Pour Mme Çitaku, il faudrait « dissiper tous les doutes et soupçons » pour que les générations futures puissent vivre fières de leur passé.  Malheureusement, a-t-elle accusé, beaucoup de violations graves des droits de l’homme sont restées impunies.  Elle a donné l’exemple du général Vladimir Lazarević qui a été condamné par le TPIY pour crimes de guerre commis au Kosovo, mais qui été « accueilli en héros » après avoir purgé seulement les deux tiers de sa peine.  Des milliers de victimes n’ont pas eu droit à la justice.

La représentante a souhaité attirer l’attention du Conseil sur les femmes et les fillettes qui ont été victimes du crime de guerre qu’est la violence sexuelle.  « Les rescapées de la violence sexuelle, soit 20 000 personnes, portent toujours les cicatrices physiques et psychologiques » de la campagne de viol systématique lancé par les Forces de sécurité serbes qui ont tenté de prolonger la guerre alors qu’elle avait déjà pris fin, a-t-elle martelé.  Aujourd’hui encore, les rescapées ne sont pas mentionnées dans les résolutions ou les rapports de l’ONU.  « Au nom de ces personnes, je demande justice », a déclaré Mme Çitaku.  

Pour elle, un autre groupe très vulnérable souffre toujours des conséquences de la guerre: 88 900 personnes âgées kosovares albanaises sont privées de leur retraite.  En revanche, les minorités au Kosovo jouissent d’une kyrielle de droits entérinés dans la Constitution kosovare, a-t-elle assuré.  Elles sont pleinement représentées.  Rien qu’en février, 1,9 million d’euros ont été versés aux municipalités du nord du Kosovo et une série d’accords ont été signés pour des projets d’investissement.  De plus, le Kosovo apporte un soutien financier aux initiatives de retour et de réinsertion.  « Tous les citoyens du Kosovo sont libres de retourner dans leur foyer d’origine », a clamé Mme Çitaku.  Elle a reconnu que davantage de Serbes vivaient au Kosovo avant 1999, tout en expliquant que beaucoup d’entre eux « faisaient partie de l’appareil militaire et de police qui venait de Serbie dans le cadre de la répression au Kosovo ».  Pour Mme Çitaku, « le tableau est bien différent de celui que dresse ici la Serbie ».

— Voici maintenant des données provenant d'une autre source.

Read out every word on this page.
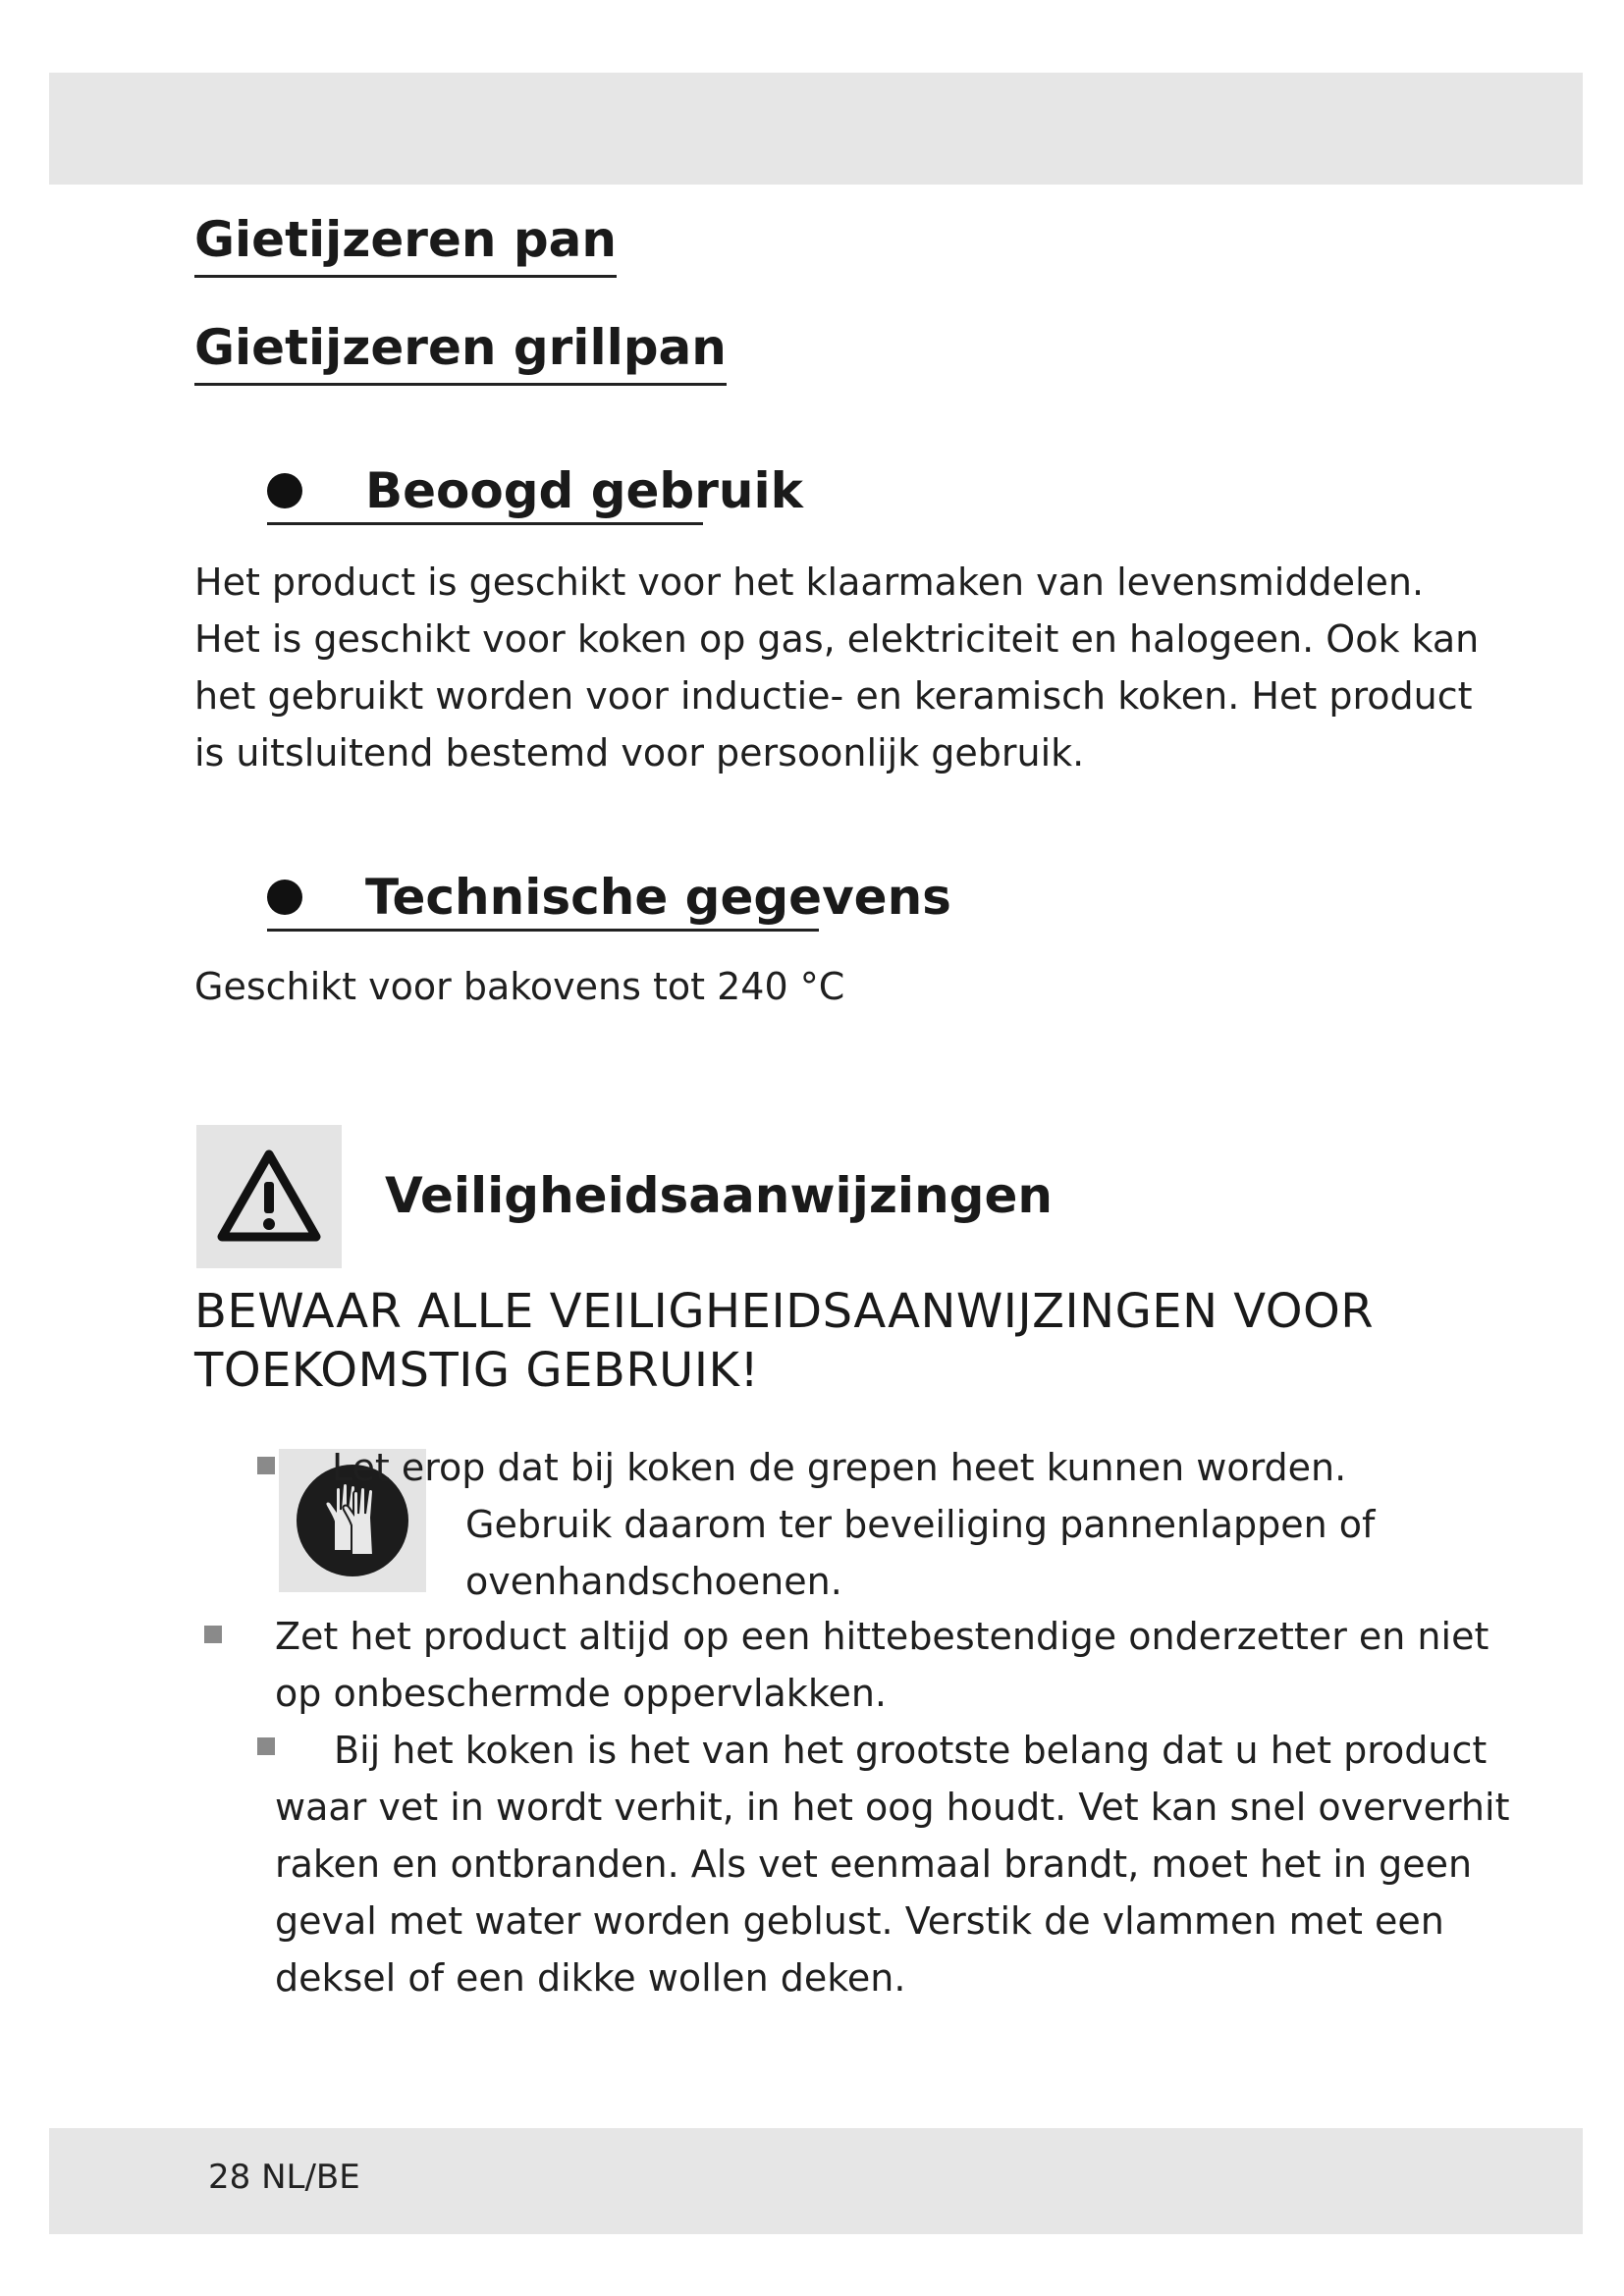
Gietijzeren pan
Gietijzeren grillpan
Beoogd gebruik

Het product is geschikt voor het klaarmaken van levensmiddelen. Het is geschikt voor koken op gas, elektriciteit en halogeen. Ook kan het gebruikt worden voor inductie- en keramisch koken. Het product is uitsluitend bestemd voor persoonlijk gebruik.

Technische gegevens

Geschikt voor bakovens tot 240 °C

Veiligheidsaanwijzingen

BEWAAR ALLE VEILIGHEIDSAANWIJZINGEN VOOR TOEKOMSTIG GEBRUIK!

Let erop dat bij koken de grepen heet kunnen worden.

Gebruik daarom ter beveiliging pannenlappen of

ovenhandschoenen.

Zet het product altijd op een hittebestendige onderzetter en niet

op onbeschermde oppervlakken.

Bij het koken is het van het grootste belang dat u het product

waar vet in wordt verhit, in het oog houdt. Vet kan snel oververhit

raken en ontbranden. Als vet eenmaal brandt, moet het in geen

geval met water worden geblust. Verstik de vlammen met een

deksel of een dikke wollen deken.

28 NL/BE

Certes, a continué la représentante du Kosovo, la normalisation des relations dans la région a pris une nouvelle tournure, notamment avec le dialogue interétatique entre le Kosovo et la Serbie.  Mais « la réconciliation entre les peuples ne sera possible que lorsque la Serbie aura reconnu les crimes qu’elle a commis et que des excuses officielles seront présentées ».  La Cour constitutionnelle du Kosovo a donné des directives très claires sur l’association des municipalités à majorité serbe, a-t-elle indiqué.  « Nous ne permettrons pas que des modèles dangereux observés dans la région, où une entité entrave le progrès de tout un pays, soient reproduits », a prévenu la représentante.  Elle a ainsi mis l’accent sur la bonne foi et considéré que l’attitude de la Serbie devait changer.  « Nous devons nous assurer que l’histoire ne se répètera pas. »  Le climat politique au Kosovo est difficile et souvent tendu, a résumé Mme Çitaku, en parlant d’une démocratie encore très jeune.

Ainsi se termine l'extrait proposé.